Auditors say it’s time for action

Auditors say it's time for action

Audit profession says it's ready to deal with a new way of working, but is edgy at the lack of momentum

IT’S RARE that the regulated complain about the lack of action from the regulator, but that’s exactly what auditors are beginning to do.

Together with the Bank of England and the Financial Services Authority (FSA), auditors have been drawing up new protocols that are attempting to go some way to restoring the once close relationship they had with bank supervisors.

But, while discussions are quite advanced, the official process to ratify them is limping along, worrying auditors who fear Europe-wide draconian measures, being discussed across the channel, may take over the process.

“The need for a proper consultation and finalisation process for the guidance on trilateral processes is urgent,” said one senior London auditor.

The reforms being discussed will establish a framework for new regular meetings between audit teams and bank supervisors. They will also set out standards of best practice for auditors and mandate regular trilateral meetings with banking staff, auditors and regulators. Auditors will also receive tip-offs from regulators seeking to draw their attention to problem areas in the companies they audit.

graph-audit-action-powell-quoteBut the FSA finds itself in the odd position of preparing new measures to be eventually used by its replacement, the Bank of England, sparking worries the reforms will be postponed or that the FSA will simply drag its feet on the matter.

It’s no surprise the Bank of England have been leading the talks so far.

“The bank is very much in the driving seat,” said another senior auditor close to the talks.

The FSA has declined to comment on the status of the reforms, which all adds to the frustration felt by auditors who are continually looking over their shoulders at more invasive regulatory measures now being debated in Brussels.

Michel Barnier could not have been more emphatic when he launched the European Commission’s audit reform consultation in October.

“With audit firms, as with other sectors, the status quo is not an option, the status quo will not be an option for the European Commission,” he said.

The deadline for written submissions has now passed. The next phase of the consultation will involve roundtables where the arguments and positions among various factions will begin to coalesce – a short window of opportunity for London to rollout its own reforms in the area.

Barnier’s proposals – including mandatory rotation, caps on advisory fees and joint audits – have so far sent jitters through the audit industry, forcing one major Big Four accounting firm to write a personal plea to prime minister David Cameron.

John Connolly, senior partner at Deloitte, wrote to the prime minister asking him to “lead the debate” in the face of the reforms that auditors believe are heavy handed.

If the FSA gets its act together, it’s hoped the UK audit industry may sieze upon this small window of opportunity to escape some of the drastic measures being put forward in Europe.
This is all part of an attempt by the city to sculpt the shape of audit reform.

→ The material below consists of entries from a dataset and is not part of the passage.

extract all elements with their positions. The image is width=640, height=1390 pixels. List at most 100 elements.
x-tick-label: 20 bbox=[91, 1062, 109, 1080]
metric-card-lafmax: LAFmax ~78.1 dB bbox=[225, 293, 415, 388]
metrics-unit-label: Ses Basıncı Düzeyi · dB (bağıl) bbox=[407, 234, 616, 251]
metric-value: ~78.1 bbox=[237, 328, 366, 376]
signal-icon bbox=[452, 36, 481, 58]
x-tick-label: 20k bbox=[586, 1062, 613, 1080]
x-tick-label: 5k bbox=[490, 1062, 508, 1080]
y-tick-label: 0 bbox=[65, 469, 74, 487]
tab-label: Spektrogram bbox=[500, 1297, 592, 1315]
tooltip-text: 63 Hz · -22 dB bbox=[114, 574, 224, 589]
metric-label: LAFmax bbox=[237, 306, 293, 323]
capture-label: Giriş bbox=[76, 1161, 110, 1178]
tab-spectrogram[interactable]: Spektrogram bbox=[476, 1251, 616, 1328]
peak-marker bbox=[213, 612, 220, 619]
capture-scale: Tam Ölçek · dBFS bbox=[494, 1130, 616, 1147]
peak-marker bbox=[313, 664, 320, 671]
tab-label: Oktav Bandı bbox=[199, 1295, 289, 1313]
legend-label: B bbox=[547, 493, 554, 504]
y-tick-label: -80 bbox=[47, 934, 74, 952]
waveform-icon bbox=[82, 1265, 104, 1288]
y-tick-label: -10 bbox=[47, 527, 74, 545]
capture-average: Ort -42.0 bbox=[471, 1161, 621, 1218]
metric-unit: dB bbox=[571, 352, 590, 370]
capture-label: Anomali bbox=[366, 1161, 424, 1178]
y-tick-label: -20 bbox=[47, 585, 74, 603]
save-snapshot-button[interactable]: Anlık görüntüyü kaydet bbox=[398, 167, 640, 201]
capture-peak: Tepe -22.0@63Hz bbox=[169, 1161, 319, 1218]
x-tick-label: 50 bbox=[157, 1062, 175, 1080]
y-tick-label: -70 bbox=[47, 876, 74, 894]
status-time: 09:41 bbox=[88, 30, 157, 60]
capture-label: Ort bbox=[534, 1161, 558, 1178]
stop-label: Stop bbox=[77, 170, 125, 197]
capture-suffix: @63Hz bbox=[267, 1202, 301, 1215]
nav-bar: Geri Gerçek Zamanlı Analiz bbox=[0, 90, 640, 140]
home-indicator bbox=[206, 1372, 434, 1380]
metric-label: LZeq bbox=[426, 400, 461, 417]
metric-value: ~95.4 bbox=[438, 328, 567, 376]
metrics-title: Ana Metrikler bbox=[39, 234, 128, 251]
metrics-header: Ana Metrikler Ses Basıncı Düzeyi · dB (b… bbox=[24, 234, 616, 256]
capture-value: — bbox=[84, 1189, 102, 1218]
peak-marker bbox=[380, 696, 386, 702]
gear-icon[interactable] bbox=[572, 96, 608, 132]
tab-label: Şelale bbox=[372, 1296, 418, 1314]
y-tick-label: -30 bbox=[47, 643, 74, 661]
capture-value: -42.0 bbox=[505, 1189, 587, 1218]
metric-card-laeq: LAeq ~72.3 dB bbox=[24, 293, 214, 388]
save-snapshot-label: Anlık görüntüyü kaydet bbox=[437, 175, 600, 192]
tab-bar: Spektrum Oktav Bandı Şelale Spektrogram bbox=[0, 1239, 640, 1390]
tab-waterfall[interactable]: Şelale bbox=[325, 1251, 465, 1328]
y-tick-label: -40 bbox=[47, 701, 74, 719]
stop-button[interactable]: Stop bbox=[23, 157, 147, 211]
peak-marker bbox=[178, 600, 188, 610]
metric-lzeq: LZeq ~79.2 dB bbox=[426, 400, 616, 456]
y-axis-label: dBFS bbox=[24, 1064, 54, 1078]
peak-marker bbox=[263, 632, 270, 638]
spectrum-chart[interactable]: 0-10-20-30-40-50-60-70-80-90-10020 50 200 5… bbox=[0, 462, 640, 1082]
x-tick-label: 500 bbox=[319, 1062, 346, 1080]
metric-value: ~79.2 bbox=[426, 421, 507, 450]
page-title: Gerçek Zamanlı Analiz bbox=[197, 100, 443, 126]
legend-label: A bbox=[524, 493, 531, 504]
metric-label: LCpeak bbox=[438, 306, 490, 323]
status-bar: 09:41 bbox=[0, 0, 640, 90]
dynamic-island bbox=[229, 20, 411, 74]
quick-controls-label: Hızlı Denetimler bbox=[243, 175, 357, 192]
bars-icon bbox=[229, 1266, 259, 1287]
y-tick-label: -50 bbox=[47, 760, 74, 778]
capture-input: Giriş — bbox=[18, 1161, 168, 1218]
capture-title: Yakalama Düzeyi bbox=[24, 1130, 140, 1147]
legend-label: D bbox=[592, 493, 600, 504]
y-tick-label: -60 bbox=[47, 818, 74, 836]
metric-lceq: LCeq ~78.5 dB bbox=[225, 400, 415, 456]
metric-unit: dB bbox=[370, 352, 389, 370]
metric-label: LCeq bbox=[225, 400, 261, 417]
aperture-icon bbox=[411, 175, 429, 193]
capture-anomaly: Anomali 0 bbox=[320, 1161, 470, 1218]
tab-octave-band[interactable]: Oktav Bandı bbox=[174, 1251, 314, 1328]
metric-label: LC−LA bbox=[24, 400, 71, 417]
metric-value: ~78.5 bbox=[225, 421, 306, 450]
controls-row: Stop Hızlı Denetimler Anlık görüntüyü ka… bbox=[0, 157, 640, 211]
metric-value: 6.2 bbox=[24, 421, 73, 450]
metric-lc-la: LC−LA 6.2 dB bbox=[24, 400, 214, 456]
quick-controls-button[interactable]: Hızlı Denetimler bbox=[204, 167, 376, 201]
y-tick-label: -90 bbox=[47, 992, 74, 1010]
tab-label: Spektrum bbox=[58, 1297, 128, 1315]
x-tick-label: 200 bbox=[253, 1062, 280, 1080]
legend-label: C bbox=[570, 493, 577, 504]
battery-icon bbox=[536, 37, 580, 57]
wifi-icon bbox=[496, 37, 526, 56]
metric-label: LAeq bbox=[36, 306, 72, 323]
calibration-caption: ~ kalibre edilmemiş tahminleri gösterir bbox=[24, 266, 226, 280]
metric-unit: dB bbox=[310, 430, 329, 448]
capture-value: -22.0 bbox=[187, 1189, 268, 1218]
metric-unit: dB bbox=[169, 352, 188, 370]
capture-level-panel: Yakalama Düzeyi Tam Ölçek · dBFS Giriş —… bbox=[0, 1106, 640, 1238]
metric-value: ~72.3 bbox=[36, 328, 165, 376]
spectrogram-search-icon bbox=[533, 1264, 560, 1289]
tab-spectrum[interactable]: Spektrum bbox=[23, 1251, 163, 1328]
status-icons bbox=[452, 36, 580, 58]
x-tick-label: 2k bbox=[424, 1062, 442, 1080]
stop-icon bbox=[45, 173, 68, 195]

The Bank of England’s dialogue-driven approach contrasts Europe’s bureaucratic one. If London can prove it has a fully functioning alternative, it may sway the debate in the Big Four’s favour.
The relationship between auditors and bank supervisors has so far come in for some withering criticism by the vociferous former chancellor Lord Lawson.

Lawson, who sits on a House of Lords committee investigating the role of audit in the crisis, has articulated, like few others, the need
for better communication between bank supervisors and auditors.
While chancellor he authored the 1987 Banking Act, which formalised ties between the Bank of England and auditors. However, frustratingly for Lawson, the system was not carried over into the Financial Markets and Services Act in 2000.

“When I was chancellor in 1984 I set up a committee to look into the question of banking supervision in this country and to make recommendations… among its important conclusions were that the iron curtain of confidentiality that separated bank supervisors from bank auditors should be replaced by a regular dialogue,” he told the committee.

In the intervening twenty years, the iron curtain was drawn once more after the Bank of England was stripped of its supervisory powers, which were handed to the FSA by the 1997 Labour government.
Auditors themselves have lamented the death of the once-close relationship.

“One of the key elements for me is, when you look back at the Banking Act 1987, there was a real encouragement at the time for a dialogue between regulators and auditors. That seems to have slipped away,” said Ian Powell, senior partner of PwC UK, in his testimony to the House of Lords.

A brief window of opportunity exists for auditors to set in motion reforms in the UK, to try and deter the harsher aspects of proposals mooted at a European level. But without support from regulators the whole enterprise could fail. For auditors, 2011 promises to be a pivotal year.